Centroid initialization for KMeans clustering accepts the input from each local node described below.
Pass the ``Input ID`` as a parameter to the methods that provide input for your algorithm.
For more details, see :ref:`algorithms`.
.. tabularcolumns:: \Y{0.2}\Y{0.8}
.. listtable:: Input for KMeans Initialization (Distributed Processing, Step 5)
:headerrows: 1
:widths: 10 60
:align: left
:class: longtable
*  Input ID
 Input
*  inputCentroids
 A data collection with the centroids calculated in :ref:`Step 1 ` or :ref:`Step 4 `.
Each item in the collection is the pointer to :math:`m \times p` numeric table,
where the value of :math:`m` is defined by the method and the iteration of the algorithm:
``parallelPlus`` method:
 :math:`m = 1` for the data added as the output of :ref:`Step 1 `
 :math:`m \leq L`, :math:`L = \mathrm{nClusters} * \mathrm{oversamplingFactor}`
for the data added as the output of :ref:`Step 4 `
Each numeric table can be an object of any class derived from ``NumericTable``,
except ``CSRNumericTable``, ``PackedTriangularMatrix``, and ``PackedSymmetricMatrix``.
*  ``inputOfStep5FromStep2``
 A data collection with the items calculated in :ref:`Step 2 ` on local nodes.
For a detailed definition, see ``outputOfStep2ForStep5`` above.
*  ``inputOfStep5FromStep3``
 Pointer to the service data generated as the output of :ref:`Step 3 ` on master node.
For a detailed definition, see ``outputOfStep3ForStep5`` above.
In this step, centroid initialization for KMeans clustering calculates the results described below.
Pass the ``Result ID`` as a parameter to the methods that access the results of your algorithm.

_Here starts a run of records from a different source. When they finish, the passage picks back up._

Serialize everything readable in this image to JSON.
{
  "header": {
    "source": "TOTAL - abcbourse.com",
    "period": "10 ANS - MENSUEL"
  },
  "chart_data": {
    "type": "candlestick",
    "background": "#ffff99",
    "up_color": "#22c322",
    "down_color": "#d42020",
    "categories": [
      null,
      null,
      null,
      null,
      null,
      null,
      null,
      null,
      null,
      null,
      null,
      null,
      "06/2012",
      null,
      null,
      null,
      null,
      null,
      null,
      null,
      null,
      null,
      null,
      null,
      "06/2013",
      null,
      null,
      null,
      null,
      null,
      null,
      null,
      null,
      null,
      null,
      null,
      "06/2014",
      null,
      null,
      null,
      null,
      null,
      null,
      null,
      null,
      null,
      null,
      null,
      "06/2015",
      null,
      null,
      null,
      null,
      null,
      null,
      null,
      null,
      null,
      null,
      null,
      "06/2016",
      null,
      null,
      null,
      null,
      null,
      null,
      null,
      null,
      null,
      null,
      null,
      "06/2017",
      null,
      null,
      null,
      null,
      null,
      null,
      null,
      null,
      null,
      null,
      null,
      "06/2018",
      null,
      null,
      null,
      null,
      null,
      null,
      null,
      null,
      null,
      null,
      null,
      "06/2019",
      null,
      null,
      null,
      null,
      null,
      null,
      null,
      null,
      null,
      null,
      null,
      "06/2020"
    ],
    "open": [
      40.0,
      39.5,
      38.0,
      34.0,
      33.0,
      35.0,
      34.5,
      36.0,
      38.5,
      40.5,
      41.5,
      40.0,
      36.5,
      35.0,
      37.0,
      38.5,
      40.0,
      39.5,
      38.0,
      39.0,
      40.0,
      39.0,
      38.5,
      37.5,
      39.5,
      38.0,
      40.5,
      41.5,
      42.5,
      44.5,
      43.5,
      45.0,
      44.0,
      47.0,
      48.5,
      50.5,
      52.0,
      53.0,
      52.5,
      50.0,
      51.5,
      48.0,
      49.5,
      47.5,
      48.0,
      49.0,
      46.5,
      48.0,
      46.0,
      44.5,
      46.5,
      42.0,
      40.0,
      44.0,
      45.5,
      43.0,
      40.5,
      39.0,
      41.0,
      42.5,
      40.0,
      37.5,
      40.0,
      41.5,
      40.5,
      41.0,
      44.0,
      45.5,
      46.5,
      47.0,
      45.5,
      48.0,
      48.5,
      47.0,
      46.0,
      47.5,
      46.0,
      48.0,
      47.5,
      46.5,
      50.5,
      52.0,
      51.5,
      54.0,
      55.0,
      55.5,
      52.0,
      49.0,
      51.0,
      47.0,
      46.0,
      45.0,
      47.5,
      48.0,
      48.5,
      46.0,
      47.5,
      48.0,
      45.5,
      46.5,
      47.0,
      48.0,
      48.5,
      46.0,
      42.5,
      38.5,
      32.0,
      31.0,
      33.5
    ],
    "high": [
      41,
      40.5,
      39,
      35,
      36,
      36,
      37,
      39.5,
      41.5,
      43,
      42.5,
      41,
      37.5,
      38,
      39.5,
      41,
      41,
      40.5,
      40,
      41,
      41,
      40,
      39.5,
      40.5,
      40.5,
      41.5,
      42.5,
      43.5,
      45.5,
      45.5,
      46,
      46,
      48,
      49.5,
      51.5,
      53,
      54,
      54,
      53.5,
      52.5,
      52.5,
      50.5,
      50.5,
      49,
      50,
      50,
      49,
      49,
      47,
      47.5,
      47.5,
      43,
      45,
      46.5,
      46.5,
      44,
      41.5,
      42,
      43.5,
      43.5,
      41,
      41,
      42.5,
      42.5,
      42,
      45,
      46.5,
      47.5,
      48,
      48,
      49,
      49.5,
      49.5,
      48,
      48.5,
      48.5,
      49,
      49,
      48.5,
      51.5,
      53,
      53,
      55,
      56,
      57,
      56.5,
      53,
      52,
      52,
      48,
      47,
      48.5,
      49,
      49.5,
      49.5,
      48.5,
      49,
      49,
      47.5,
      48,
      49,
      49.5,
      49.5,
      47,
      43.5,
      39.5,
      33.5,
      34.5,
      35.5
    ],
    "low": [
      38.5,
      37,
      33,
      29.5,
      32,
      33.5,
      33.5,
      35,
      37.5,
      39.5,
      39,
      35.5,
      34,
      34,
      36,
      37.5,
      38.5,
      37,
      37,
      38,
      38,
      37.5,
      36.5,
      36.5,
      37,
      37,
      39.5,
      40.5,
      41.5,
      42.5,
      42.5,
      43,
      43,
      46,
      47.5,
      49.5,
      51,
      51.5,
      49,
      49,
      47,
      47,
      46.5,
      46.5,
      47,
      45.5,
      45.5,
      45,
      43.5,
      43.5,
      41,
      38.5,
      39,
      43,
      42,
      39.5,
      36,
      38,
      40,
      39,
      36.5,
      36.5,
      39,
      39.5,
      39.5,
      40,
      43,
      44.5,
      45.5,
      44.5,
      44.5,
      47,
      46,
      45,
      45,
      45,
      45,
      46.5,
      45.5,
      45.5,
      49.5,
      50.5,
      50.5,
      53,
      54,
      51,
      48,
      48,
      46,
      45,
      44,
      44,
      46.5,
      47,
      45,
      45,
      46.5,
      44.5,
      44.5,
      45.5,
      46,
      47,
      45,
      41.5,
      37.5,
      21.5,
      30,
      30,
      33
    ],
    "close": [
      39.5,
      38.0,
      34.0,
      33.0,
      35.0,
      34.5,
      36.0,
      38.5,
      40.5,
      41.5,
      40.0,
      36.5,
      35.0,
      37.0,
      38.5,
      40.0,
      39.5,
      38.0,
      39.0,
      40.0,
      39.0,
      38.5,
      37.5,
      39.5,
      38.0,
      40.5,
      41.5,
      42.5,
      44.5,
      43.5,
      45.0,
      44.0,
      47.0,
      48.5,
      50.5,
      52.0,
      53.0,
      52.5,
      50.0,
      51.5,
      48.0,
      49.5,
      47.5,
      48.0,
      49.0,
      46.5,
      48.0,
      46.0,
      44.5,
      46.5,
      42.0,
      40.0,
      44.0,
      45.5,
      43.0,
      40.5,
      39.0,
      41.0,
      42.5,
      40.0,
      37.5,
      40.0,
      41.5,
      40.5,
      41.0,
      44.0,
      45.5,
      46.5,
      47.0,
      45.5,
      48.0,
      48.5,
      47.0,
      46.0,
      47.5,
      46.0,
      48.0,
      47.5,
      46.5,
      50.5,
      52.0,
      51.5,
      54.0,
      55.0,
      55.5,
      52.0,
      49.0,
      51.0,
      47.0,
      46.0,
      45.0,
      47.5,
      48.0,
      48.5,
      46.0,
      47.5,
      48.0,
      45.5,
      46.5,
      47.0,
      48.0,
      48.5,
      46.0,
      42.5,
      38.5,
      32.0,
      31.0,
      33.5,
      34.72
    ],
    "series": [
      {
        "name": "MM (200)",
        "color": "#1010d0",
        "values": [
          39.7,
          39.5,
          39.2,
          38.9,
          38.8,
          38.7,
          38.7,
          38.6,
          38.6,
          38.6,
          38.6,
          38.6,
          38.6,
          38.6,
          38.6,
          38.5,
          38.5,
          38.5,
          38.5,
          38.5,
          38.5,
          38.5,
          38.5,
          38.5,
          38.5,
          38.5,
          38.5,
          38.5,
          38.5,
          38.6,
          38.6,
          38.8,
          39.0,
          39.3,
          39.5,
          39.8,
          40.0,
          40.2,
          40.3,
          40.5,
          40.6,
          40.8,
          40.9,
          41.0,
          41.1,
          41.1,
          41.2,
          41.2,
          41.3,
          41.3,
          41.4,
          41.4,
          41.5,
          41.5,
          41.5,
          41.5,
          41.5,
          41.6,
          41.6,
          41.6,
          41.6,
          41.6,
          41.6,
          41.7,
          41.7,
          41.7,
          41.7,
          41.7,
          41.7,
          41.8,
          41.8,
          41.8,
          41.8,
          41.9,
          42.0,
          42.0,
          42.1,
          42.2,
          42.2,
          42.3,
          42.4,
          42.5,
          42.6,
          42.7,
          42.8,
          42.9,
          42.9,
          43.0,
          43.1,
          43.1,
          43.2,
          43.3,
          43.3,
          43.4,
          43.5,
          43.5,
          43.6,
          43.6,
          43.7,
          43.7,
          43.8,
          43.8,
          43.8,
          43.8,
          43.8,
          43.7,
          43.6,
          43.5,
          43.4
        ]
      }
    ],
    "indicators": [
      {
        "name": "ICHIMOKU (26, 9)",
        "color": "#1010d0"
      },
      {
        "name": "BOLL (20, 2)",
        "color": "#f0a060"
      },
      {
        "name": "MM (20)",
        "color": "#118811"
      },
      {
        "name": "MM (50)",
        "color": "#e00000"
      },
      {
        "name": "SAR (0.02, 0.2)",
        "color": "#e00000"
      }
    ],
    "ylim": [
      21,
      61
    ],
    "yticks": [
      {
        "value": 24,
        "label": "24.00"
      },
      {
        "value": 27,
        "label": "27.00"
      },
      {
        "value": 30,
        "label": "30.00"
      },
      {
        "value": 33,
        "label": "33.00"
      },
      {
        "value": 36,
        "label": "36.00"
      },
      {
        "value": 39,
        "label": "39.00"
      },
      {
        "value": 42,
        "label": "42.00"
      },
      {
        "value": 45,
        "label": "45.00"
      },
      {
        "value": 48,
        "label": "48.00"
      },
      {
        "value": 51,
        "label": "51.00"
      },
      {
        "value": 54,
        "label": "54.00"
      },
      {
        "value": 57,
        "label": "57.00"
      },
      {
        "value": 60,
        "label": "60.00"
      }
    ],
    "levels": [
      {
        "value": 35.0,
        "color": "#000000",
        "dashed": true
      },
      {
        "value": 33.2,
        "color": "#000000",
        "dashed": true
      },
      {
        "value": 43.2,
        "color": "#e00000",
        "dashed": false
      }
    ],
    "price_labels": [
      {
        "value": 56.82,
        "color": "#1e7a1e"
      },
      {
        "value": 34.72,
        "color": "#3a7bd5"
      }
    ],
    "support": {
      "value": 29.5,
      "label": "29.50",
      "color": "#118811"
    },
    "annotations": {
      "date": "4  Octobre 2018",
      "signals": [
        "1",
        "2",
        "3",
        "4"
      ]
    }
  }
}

For more details, see :ref:`algorithms`.
.. tabularcolumns:: \Y{0.2}\Y{0.8}
.. listtable:: Output for KMeans Initialization (Distributed Processing, Step 5)
:headerrows: 1
:widths: 10 60
:align: left
*  Result ID
 Result
*  ``centroids``
 Pointer to the :math:`\mathrm{nClusters} \times p` numeric table with centroids.
.. note::
By default, this result is an object of the ``HomogenNumericTable`` class,
but you can define the result as an object of any class derived from ``NumericTable``
except ``PackedTriangularMatrix``, ``PackedSymmetricMatrix``, and ``CSRNumericTable``.